The statement urges survivors to use institutional procedures to complain against sexual harassment, even as it acknowledges that this process is “tilted against the complainant”.

There are 35 names so far on a Google Document and 60 names on a Facebook list started at the urging of a user named Raya Sarkar. While the Facebook lists just the names and locations of the alleged perpetrators, the Google Document also has alleged details in some cases of the nature and year of assault. Many of these alleged incidents took place in the last five years.

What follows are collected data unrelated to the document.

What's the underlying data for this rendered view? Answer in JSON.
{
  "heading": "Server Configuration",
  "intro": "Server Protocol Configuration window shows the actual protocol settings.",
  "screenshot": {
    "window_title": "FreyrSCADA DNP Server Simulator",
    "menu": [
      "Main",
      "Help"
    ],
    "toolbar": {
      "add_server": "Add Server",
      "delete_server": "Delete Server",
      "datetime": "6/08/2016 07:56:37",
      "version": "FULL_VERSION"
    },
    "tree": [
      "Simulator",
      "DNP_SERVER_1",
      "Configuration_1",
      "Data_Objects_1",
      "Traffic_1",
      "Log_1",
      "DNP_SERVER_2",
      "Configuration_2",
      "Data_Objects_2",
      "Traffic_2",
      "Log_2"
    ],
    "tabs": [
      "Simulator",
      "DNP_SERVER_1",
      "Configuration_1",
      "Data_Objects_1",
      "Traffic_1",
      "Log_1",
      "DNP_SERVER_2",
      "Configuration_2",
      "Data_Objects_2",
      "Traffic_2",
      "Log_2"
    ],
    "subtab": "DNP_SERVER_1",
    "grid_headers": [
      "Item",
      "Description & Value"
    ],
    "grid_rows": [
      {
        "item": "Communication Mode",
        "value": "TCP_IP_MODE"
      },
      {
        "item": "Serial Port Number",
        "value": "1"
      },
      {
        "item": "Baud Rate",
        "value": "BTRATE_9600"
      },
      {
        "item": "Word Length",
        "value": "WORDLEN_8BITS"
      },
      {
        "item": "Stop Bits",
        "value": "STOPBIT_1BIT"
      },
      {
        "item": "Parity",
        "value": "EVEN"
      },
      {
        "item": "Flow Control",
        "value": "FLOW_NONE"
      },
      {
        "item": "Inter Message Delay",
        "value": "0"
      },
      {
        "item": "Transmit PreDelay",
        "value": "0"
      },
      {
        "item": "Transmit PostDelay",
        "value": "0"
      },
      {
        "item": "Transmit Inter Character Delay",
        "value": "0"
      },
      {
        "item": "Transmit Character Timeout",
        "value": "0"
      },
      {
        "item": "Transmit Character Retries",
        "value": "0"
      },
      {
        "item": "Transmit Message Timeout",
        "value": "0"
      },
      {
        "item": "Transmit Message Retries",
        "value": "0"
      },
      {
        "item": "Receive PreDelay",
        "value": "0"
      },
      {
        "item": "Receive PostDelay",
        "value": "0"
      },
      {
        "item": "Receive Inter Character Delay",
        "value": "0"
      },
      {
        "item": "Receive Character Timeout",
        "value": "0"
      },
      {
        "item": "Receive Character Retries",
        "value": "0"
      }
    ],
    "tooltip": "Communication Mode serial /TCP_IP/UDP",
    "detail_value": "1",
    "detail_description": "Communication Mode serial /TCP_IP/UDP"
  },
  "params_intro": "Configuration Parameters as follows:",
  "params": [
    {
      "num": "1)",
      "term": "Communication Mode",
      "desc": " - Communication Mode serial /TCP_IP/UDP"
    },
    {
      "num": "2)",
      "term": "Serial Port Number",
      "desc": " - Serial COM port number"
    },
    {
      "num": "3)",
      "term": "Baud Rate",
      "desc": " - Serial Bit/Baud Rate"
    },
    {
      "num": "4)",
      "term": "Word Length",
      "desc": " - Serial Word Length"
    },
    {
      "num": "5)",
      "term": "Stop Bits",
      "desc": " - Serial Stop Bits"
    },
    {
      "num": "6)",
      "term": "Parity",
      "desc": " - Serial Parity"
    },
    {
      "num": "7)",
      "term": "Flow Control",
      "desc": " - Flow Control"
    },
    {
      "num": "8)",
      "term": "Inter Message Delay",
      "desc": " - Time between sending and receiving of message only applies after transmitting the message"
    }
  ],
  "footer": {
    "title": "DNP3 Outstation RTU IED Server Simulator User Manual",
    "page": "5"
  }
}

“This list is to make people wary of these predators, especially vulnerable people who may be their next victims,” said the woman who started the list on her Facebook post. “This list is not for their colleagues chai biscuit gossip or some kind of crusade to get them kicked out of their Universities because if that were actually possible they would be long gone.”

#MeToo campaign

This list comes soon after a social media campaign called #MeToo that saw several individuals speaking about their experiences of being sexually harassed and assaulted over the years. This later evolved into the #HimToo campaign in the English-speaking world and #BalanceTonPorc in France, where women began to name those who had assaulted them. Over the weekend, Huffington Post took down a post by researcher C Christine Fair on her blog with the website after she named a long list of men who had allegedly sexually harassed or assaulted her.

A heated debate has now erupted on social media in response to the lists and later the statement by the Indian feminists.

One Facebook user said she was not surprised at the names on the list, many of whom were her friends and colleagues who should not be beyond questioning, and empathised with the frustration and humiliation that those who had named them must have faced over the years. But she also asked for people to think of the use of power in making such lists.

“There is power in making and circulating such a list. Naming and shaming is a game played by patriarchy over ages. Do we adopt the same strategies? If that is true then all we are doing is shifting power from one set of hands to the other without building any new narratives around it, without reimagining how power must build solidarities among the oppressed and bring the oppressors to justice, without creating any possibilities of collective futures.”  

One of the men whose name is on the list had this to say:

 “It has been brought to my attention that there is a list in circulation of persons denounced anonymously for unknown misdeeds, and that I am on it,and that furthermore the method of anonymous denunciations was solicited by someone for some purpose. Should there be a charge to answer, would it not make sense to name the charge? This will make it far from easy to distinguish between genuine charges and random denunciations.” 

Yet others strongly criticised the feminist statement on the Kafila website for not holding the same standards they applied to other cases of sexual assault and rape. Critics also pointed out that it was precisely because institutional mechanisms of complaint were broken and weighted against the complainants that this list was created in the first place.